I was preparing to speak as a mom about transitions Saturday at a CHILD-BRIGHT workshop. Now ‘transitions’ is a term the health professional world loves, and it is a more evolved term about being discharged from one service and moving into another. (I especially detest the word ‘discharged’ and I’m glad they are moving away from it – as it reminds me of nasal discharge or discharge of the vaginal kind, or being spit out at the side of the New Jersey Turnpike, a la Being John Malkovich).
The word ‘transitions’ to me means change. The professionals tend to put their own provider-centred lens on that, assuming this means moving from one of their programs to another. To me, families should be the ones identifying what transitions are important to them. For instance, for me, moving from the end of the school year to summer is a horrible transition, as I have to dig around trying to find childcare for my son so I can go to work. (This year I failed at that). Another transition would be our move to a new home earlier this summer. My boy’s adulthood is impending, so I’ve run around, panicked, trying to find my son a family doctor who will see him as he turns 19. Each school year brings a new transition, with a new teacher and new Educational Assistants in Aaron’s life. These are the transitions that matter to me.
I’ve never been accused of being subtle. To take the cruise ship to dinghy metaphor a bit further, I created this cheeky image (above) which I showed to the workshop audience, a group of researchers and health professionals.
For me, this is what services for families and children with disabilities looks like throughout the years. The last image is yes, someone drowning – and that is what looming adulthood feels like. As I told the audience, the most important part of their work is to get a deep realization about what it feels like to be a family member afloat at sea. Change will only happen once they feel what we feel.

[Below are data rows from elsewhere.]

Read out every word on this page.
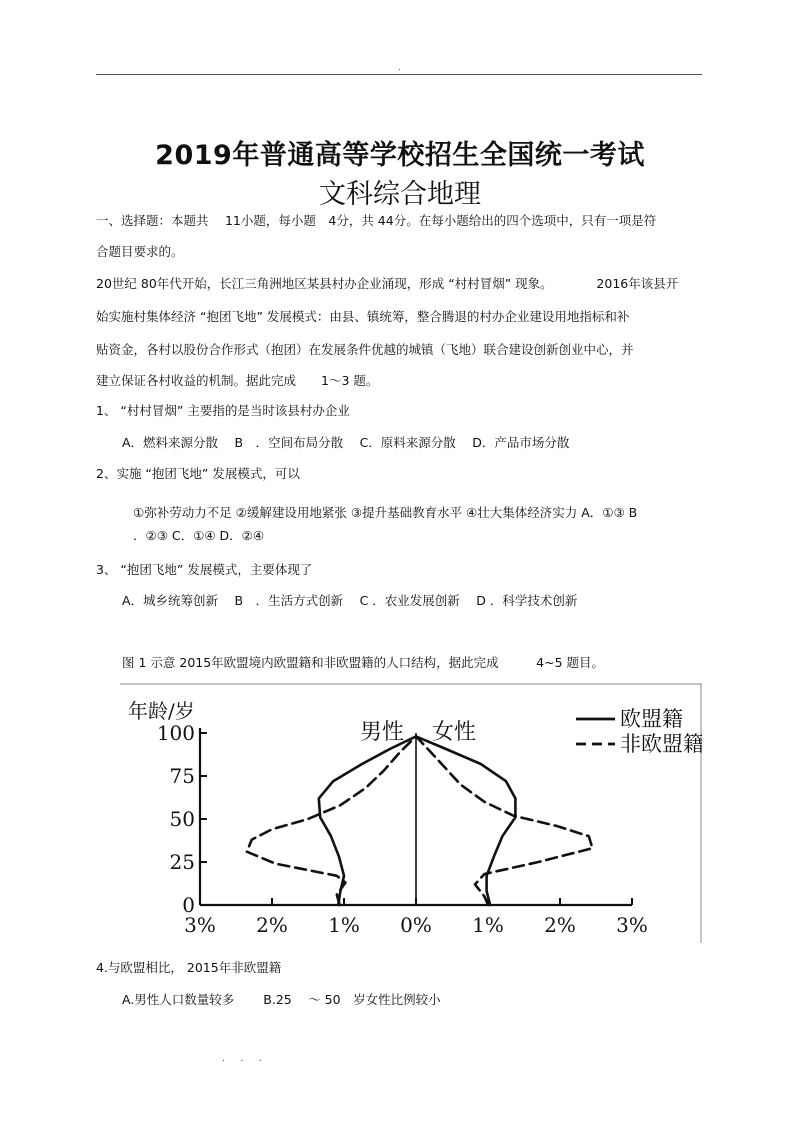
.
2019年普通高等学校招生全国统一考试
文科综合地理
一、选择题：本题共　 11小题，每小题　4分，共 44分。在每小题给出的四个选项中，只有一项是符
合题目要求的。
20世纪 80年代开始，长江三角洲地区某县村办企业涌现，形成 “村村冒烟” 现象。　　　　2016年该县开
始实施村集体经济 “抱团飞地” 发展模式：由县、镇统筹，整合腾退的村办企业建设用地指标和补
贴资金，各村以股份合作形式（抱团）在发展条件优越的城镇（飞地）联合建设创新创业中心，并
建立保证各村收益的机制。据此完成　　1～3 题。
1、 “村村冒烟” 主要指的是当时该县村办企业
A．燃料来源分散　 B　．空间布局分散　 C．原料来源分散　 D．产品市场分散
2、实施 “抱团飞地” 发展模式，可以
①弥补劳动力不足 ②缓解建设用地紧张 ③提升基础教育水平 ④壮大集体经济实力 A．①③ B
．②③ C．①④ D．②④
3、 “抱团飞地” 发展模式，主要体现了
A．城乡统筹创新　 B　．生活方式创新　 C ．农业发展创新　 D ．科学技术创新
图 1 示意 2015年欧盟境内欧盟籍和非欧盟籍的人口结构，据此完成　　　4~5 题目。
100
75
50
25
0
3% 2% 1% 0% 1% 2% 3%
年龄/岁
男性 女性
欧盟籍
非欧盟籍
4.与欧盟相比， 2015年非欧盟籍
A.男性人口数量较多　　 B.25　 ～ 50　岁女性比例较小
. . .
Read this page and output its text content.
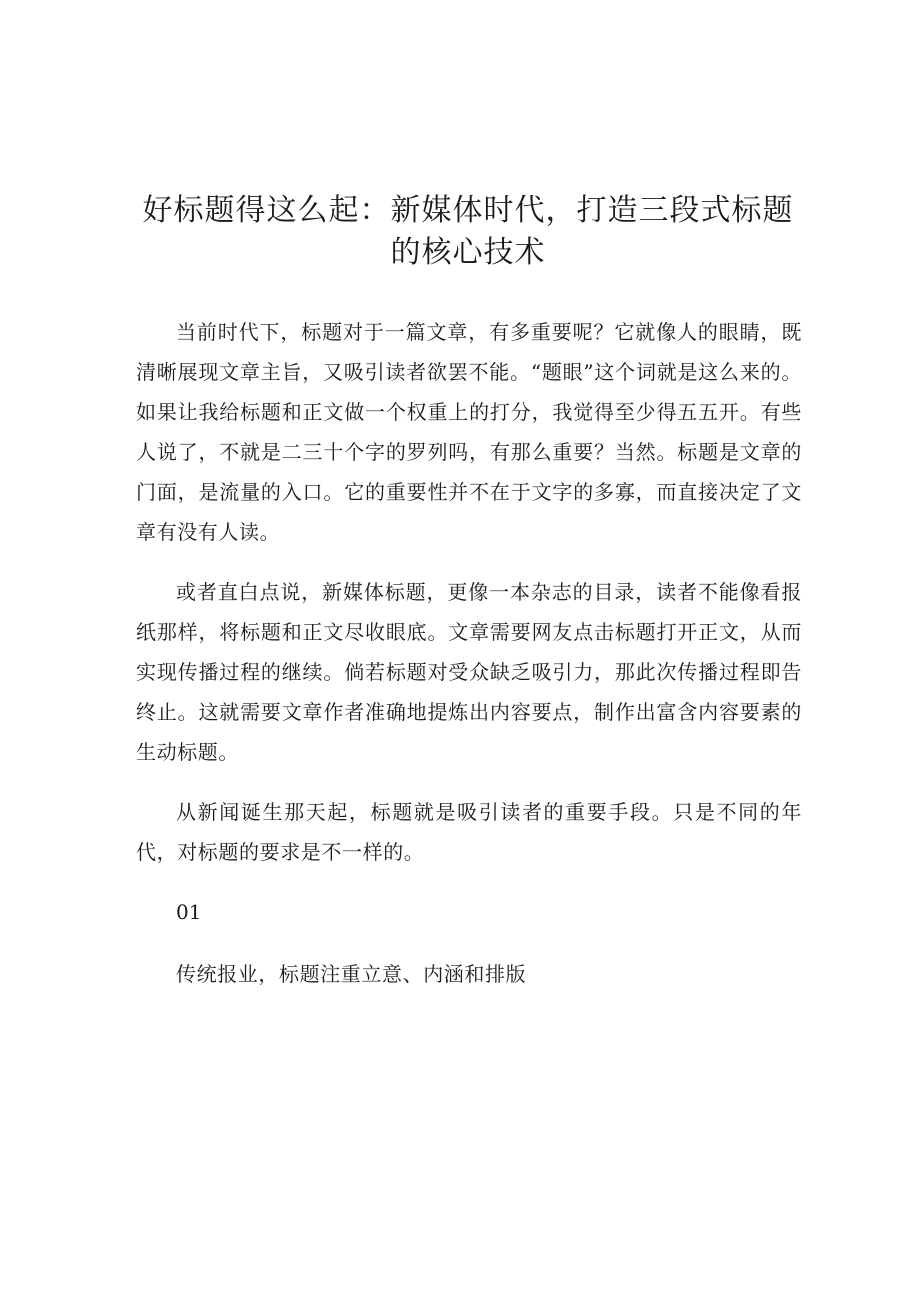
好标题得这么起：新媒体时代，打造三段式标题的核心技术

当前时代下，标题对于一篇文章，有多重要呢？它就像人的眼睛，既清晰展现文章主旨，又吸引读者欲罢不能。“题眼”这个词就是这么来的。如果让我给标题和正文做一个权重上的打分，我觉得至少得五五开。有些人说了，不就是二三十个字的罗列吗，有那么重要？当然。标题是文章的门面，是流量的入口。它的重要性并不在于文字的多寡，而直接决定了文章有没有人读。

或者直白点说，新媒体标题，更像一本杂志的目录，读者不能像看报纸那样，将标题和正文尽收眼底。文章需要网友点击标题打开正文，从而实现传播过程的继续。倘若标题对受众缺乏吸引力，那此次传播过程即告终止。这就需要文章作者准确地提炼出内容要点，制作出富含内容要素的生动标题。

从新闻诞生那天起，标题就是吸引读者的重要手段。只是不同的年代，对标题的要求是不一样的。

01

传统报业，标题注重立意、内涵和排版
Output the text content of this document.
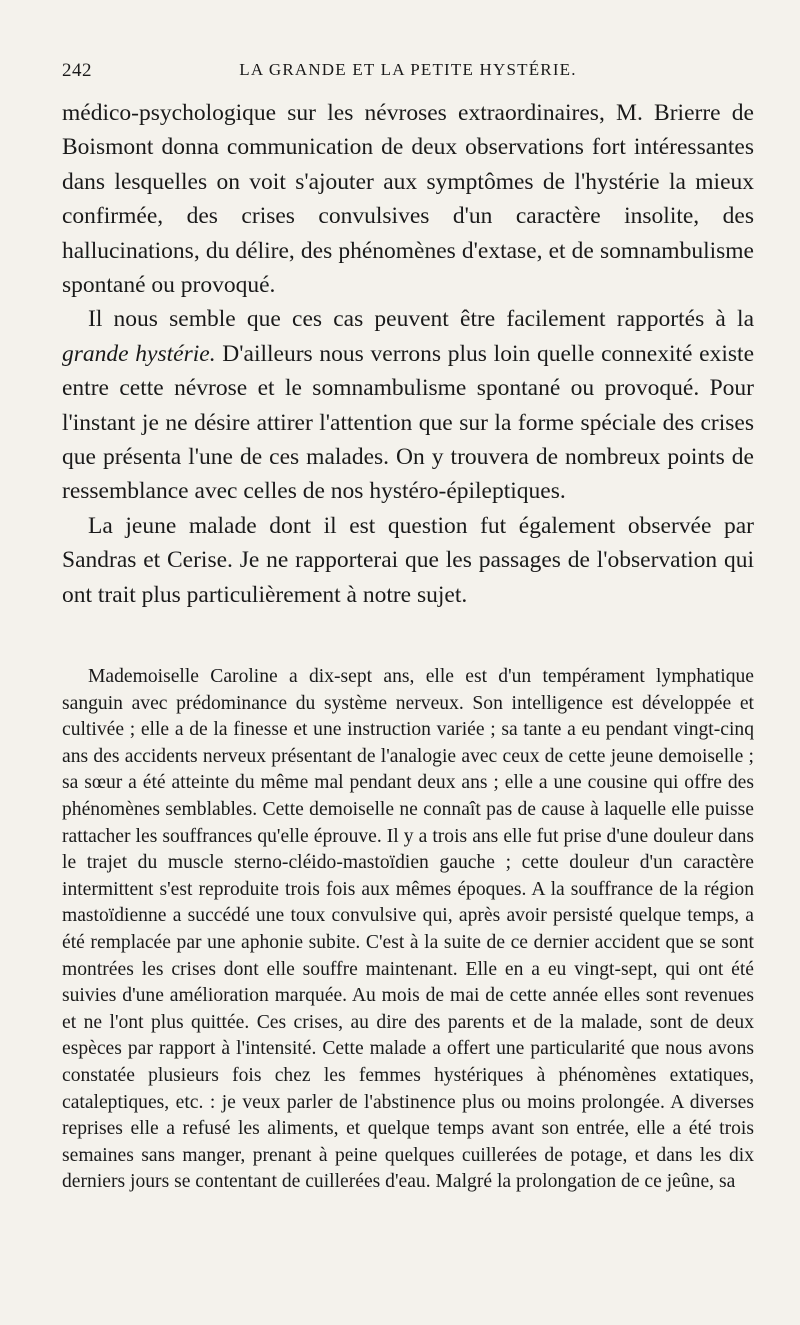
242	LA GRANDE ET LA PETITE HYSTÉRIE.

médico-psychologique sur les névroses extraordinaires, M. Brierre de Boismont donna communication de deux observations fort intéressantes dans lesquelles on voit s'ajouter aux symptômes de l'hystérie la mieux confirmée, des crises convulsives d'un caractère insolite, des hallucinations, du délire, des phénomènes d'extase, et de somnambulisme spontané ou provoqué.

Il nous semble que ces cas peuvent être facilement rapportés à la grande hystérie. D'ailleurs nous verrons plus loin quelle connexité existe entre cette névrose et le somnambulisme spontané ou provoqué. Pour l'instant je ne désire attirer l'attention que sur la forme spéciale des crises que présenta l'une de ces malades. On y trouvera de nombreux points de ressemblance avec celles de nos hystéro-épileptiques.

La jeune malade dont il est question fut également observée par Sandras et Cerise. Je ne rapporterai que les passages de l'observation qui ont trait plus particulièrement à notre sujet.

Mademoiselle Caroline a dix-sept ans, elle est d'un tempérament lymphatique sanguin avec prédominance du système nerveux. Son intelligence est développée et cultivée ; elle a de la finesse et une instruction variée ; sa tante a eu pendant vingt-cinq ans des accidents nerveux présentant de l'analogie avec ceux de cette jeune demoiselle ; sa sœur a été atteinte du même mal pendant deux ans ; elle a une cousine qui offre des phénomènes semblables. Cette demoiselle ne connaît pas de cause à laquelle elle puisse rattacher les souffrances qu'elle éprouve. Il y a trois ans elle fut prise d'une douleur dans le trajet du muscle sterno-cléido-mastoïdien gauche ; cette douleur d'un caractère intermittent s'est reproduite trois fois aux mêmes époques. A la souffrance de la région mastoïdienne a succédé une toux convulsive qui, après avoir persisté quelque temps, a été remplacée par une aphonie subite. C'est à la suite de ce dernier accident que se sont montrées les crises dont elle souffre maintenant. Elle en a eu vingt-sept, qui ont été suivies d'une amélioration marquée. Au mois de mai de cette année elles sont revenues et ne l'ont plus quittée. Ces crises, au dire des parents et de la malade, sont de deux espèces par rapport à l'intensité. Cette malade a offert une particularité que nous avons constatée plusieurs fois chez les femmes hystériques à phénomènes extatiques, cataleptiques, etc. : je veux parler de l'abstinence plus ou moins prolongée. A diverses reprises elle a refusé les aliments, et quelque temps avant son entrée, elle a été trois semaines sans manger, prenant à peine quelques cuillerées de potage, et dans les dix derniers jours se contentant de cuillerées d'eau. Malgré la prolongation de ce jeûne, sa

As pediatrician and IHI co-founder Don Berwick says in his 2014 book of his keynote presentations called Promising Change:
…”(change will happen)…when we realize that our white coats and our dark suits are disguises…our next big step is not to just serve people but to join them.“
Services in the system – from cruise ship to drowning. Pause for a moment to join me to feel what that might feel like to a family who has a child with a disability. When that feeling finally touches your heart, then we can start to talk about change.